Deutsche Bank has set a price target of DKK290 on Novo Nordisk (NYSE: NVO), representing just 3.6% upside from the last closing price of DKK280.10, while maintaining a hold rating on the stock.

The bank expects the company’s pending ZEUS trial to miss, though it acknowledges low confidence in that prediction, pointing to genuine uncertainty surrounding the trial’s outcome.

The ZEUS trial is testing ziltivekimab, known as zilte, a drug being developed to treat chronic inflammation, which Novo is counting on as a potential growth driver.

Market expectations for the trial result are already low, both explicitly in analyst forecasts and implicitly in how the stock is currently priced, according to Deutsche Bank.

Novo faces a roughly $30 billion patent cliff in 2031, when key revenue-generating drugs lose patent protection, a challenge the bank views as unlikely to be meaningfully addressed by zilte.

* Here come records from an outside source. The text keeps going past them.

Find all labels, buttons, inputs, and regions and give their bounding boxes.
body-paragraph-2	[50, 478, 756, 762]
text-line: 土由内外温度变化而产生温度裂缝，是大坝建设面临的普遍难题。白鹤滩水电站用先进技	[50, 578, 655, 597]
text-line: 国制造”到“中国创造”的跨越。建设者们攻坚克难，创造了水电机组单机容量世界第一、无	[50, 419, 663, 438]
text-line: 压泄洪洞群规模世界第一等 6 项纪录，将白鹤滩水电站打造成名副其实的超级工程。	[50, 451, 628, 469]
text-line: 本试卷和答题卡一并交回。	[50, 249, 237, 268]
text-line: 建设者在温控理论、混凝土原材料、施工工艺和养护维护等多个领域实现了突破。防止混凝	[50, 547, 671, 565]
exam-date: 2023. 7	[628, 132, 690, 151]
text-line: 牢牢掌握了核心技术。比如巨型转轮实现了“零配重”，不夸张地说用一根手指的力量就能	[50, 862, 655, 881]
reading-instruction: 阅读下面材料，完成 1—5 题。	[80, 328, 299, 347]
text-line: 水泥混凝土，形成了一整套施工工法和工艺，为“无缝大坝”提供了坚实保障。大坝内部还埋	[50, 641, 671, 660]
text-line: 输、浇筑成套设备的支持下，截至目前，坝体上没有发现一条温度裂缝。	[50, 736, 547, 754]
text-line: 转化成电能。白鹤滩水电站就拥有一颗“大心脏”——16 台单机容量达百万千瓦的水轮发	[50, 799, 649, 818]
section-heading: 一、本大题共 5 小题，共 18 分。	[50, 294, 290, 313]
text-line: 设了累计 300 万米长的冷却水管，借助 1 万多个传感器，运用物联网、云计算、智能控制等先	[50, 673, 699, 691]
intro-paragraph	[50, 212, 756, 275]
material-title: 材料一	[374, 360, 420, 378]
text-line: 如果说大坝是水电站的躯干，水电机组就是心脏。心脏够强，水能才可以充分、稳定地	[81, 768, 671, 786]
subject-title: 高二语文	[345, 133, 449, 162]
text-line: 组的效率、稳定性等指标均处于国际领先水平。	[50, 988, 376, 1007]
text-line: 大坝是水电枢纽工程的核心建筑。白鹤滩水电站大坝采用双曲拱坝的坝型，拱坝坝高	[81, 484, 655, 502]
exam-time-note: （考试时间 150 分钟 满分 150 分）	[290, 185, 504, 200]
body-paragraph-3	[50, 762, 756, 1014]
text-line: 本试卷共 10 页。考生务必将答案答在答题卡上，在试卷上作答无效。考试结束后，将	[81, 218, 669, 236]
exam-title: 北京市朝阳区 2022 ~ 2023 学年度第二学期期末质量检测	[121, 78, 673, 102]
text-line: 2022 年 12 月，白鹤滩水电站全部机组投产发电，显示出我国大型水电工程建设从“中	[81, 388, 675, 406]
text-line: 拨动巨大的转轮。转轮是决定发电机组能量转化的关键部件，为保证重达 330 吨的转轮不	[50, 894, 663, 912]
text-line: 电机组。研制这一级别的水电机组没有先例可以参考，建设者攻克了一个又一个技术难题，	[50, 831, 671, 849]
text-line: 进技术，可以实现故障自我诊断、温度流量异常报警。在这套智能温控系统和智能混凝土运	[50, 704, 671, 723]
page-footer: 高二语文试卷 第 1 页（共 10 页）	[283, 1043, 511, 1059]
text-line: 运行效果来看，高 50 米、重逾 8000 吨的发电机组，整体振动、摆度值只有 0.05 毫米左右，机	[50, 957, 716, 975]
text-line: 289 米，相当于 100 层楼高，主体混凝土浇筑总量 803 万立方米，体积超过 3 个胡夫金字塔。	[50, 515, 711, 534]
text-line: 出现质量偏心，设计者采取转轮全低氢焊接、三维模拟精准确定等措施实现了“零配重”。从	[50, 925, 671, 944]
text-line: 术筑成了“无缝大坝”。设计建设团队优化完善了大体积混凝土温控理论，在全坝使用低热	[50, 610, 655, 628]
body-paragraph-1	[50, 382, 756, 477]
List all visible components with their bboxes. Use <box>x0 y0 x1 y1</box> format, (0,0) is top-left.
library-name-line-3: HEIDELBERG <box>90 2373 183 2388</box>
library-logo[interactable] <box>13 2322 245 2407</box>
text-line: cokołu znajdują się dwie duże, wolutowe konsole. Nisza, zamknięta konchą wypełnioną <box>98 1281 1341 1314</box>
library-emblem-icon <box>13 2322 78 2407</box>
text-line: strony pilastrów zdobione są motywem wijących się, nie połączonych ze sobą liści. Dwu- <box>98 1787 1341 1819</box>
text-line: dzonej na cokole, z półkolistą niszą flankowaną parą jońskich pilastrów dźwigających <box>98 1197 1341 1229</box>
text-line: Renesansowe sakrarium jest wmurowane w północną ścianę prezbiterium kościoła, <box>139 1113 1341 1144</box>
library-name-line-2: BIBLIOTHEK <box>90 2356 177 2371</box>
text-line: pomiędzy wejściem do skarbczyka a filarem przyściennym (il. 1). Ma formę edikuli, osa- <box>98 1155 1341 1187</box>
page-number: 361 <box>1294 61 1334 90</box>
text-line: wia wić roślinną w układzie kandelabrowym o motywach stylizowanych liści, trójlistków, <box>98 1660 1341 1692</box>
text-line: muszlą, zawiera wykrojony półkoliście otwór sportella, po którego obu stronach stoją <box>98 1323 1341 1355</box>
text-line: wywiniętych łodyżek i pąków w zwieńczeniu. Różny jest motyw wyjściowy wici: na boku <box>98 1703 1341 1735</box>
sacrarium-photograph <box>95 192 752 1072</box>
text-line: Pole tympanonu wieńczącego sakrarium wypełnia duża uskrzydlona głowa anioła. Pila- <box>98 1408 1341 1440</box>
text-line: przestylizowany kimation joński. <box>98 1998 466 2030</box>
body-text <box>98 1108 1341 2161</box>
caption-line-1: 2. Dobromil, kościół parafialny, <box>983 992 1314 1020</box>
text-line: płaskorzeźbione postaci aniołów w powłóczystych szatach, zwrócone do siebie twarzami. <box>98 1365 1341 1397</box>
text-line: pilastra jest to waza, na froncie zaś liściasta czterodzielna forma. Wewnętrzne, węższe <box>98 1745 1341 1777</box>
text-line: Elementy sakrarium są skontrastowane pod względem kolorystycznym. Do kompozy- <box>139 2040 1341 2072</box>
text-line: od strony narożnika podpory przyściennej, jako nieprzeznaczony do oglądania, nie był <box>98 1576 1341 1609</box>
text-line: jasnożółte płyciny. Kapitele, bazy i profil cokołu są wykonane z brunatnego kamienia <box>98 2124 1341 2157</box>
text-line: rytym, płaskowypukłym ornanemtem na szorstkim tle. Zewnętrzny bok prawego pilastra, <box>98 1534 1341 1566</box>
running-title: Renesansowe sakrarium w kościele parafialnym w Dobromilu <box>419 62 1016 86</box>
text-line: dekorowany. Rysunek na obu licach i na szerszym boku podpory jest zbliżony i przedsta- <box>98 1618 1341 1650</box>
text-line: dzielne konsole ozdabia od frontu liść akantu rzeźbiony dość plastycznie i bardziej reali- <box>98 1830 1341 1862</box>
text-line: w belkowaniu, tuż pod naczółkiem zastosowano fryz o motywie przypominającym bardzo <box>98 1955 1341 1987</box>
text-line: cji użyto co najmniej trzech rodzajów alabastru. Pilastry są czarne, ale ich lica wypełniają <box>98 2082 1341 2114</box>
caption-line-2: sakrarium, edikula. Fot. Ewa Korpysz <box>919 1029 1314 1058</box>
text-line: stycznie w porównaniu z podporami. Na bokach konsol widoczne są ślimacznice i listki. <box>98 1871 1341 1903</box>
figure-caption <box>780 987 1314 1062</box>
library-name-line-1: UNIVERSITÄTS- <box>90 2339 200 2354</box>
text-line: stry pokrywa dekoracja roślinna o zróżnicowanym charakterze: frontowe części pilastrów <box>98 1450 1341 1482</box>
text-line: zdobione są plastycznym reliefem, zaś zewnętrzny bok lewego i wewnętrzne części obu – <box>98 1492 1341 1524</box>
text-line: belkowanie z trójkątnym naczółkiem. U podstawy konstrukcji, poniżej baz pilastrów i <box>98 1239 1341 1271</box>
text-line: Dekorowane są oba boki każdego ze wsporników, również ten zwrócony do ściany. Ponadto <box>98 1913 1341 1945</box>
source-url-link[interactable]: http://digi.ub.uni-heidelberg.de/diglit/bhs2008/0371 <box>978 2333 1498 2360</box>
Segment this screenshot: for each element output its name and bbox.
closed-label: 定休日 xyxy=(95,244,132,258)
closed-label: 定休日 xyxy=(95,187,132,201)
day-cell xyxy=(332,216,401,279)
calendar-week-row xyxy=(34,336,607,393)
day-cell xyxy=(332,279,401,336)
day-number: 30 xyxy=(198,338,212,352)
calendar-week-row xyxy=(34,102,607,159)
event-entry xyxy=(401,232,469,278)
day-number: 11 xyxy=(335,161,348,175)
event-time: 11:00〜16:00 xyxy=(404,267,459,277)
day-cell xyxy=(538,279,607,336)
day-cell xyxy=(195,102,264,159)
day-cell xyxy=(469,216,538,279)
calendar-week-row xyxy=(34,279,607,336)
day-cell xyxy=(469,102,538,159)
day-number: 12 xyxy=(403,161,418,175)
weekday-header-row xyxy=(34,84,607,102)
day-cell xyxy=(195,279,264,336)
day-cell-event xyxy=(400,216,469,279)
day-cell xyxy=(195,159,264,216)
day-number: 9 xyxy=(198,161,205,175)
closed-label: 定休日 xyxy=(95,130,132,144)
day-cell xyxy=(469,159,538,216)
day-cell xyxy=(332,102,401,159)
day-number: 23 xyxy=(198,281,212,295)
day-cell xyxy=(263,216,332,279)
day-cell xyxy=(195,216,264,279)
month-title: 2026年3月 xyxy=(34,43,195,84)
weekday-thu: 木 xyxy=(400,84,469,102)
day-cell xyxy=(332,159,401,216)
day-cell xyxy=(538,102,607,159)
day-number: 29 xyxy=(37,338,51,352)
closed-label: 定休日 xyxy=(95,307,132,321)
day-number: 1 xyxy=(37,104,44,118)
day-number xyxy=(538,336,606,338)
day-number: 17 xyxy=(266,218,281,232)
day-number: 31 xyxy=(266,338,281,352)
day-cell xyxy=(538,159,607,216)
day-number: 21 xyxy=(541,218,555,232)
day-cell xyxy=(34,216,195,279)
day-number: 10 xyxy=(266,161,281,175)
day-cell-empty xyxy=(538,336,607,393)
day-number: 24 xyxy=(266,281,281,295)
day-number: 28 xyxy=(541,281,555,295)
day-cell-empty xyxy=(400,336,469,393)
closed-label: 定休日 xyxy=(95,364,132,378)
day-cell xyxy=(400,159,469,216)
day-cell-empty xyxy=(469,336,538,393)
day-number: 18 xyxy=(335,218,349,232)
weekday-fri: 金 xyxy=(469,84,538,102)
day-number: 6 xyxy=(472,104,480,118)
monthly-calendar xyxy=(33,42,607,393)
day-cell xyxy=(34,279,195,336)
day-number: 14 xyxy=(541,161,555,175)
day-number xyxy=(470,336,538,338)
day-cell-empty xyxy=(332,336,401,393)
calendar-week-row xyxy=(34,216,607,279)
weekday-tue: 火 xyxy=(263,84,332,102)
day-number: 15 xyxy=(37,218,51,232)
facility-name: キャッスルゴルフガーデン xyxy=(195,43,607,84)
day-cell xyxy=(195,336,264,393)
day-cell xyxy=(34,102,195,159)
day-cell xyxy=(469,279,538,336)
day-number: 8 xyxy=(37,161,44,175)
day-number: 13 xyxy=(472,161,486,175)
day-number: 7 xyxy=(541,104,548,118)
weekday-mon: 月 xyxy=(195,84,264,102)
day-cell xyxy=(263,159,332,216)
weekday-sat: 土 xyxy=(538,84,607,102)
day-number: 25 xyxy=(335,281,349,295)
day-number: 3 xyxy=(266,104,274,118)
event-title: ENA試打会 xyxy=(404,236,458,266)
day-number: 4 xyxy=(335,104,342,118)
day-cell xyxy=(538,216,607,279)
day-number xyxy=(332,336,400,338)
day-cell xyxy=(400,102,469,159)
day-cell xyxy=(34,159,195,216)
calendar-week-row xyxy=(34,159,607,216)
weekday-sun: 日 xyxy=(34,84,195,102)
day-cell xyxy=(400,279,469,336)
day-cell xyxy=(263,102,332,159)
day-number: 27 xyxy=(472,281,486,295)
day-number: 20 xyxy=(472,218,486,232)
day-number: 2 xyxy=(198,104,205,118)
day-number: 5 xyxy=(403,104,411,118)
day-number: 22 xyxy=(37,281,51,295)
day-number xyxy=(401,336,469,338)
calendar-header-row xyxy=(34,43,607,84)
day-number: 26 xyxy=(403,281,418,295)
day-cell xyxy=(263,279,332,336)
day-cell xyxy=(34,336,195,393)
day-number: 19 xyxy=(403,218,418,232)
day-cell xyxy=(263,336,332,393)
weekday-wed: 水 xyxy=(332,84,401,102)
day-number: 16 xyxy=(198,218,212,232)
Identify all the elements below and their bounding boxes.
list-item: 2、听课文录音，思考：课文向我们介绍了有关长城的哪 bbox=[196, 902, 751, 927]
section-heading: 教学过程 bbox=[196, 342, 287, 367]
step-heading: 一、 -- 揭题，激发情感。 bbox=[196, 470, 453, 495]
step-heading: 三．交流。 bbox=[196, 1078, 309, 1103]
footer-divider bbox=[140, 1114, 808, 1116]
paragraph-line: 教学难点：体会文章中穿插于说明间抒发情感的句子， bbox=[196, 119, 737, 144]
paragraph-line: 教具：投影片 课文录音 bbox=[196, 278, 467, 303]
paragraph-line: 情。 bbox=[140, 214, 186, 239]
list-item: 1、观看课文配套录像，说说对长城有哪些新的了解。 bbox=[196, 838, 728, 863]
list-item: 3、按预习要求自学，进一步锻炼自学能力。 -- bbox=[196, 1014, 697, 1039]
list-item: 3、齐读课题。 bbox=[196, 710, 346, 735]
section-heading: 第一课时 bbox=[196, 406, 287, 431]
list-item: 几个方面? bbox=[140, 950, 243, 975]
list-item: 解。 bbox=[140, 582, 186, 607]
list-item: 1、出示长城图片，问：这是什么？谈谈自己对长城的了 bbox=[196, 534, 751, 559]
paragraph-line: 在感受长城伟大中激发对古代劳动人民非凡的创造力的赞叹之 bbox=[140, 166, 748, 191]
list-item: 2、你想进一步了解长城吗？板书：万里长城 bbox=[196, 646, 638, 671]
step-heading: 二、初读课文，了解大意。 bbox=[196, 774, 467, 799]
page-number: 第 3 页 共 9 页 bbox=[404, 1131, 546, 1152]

Even in a scenario where the trial succeeds, Deutsche Bank believes the magnitude of that success would be unlikely to materially change the company’s longer-term financial outlook.

The bank describes a “blue-sky” best-case scenario in which zilte could help offset some of the patent cliff impact, but views this outcome as highly unlikely given current evidence.

Deutsche Bank also flags the trial as potentially a “sell the news” event, meaning investors may choose to sell into any positive announcement rather than treating it as a genuine catalyst for share price appreciation.

The combination of low odds of trial success, limited near-term commercial potential even in a positive outcome, and the scale of the 2031 patent cliff suggests Novo’s fundamental challenges extend well beyond the ZEUS result.

For investors, the trial outcome may ultimately prove less significant than the company’s ability to develop new blockbuster drugs capable of replacing the revenue set to be lost when key patents expire.

The pressure on Novo to fill that pipeline gap is mounting, with the clock ticking toward a patent expiration event that could reshape the company’s revenue base in just five years.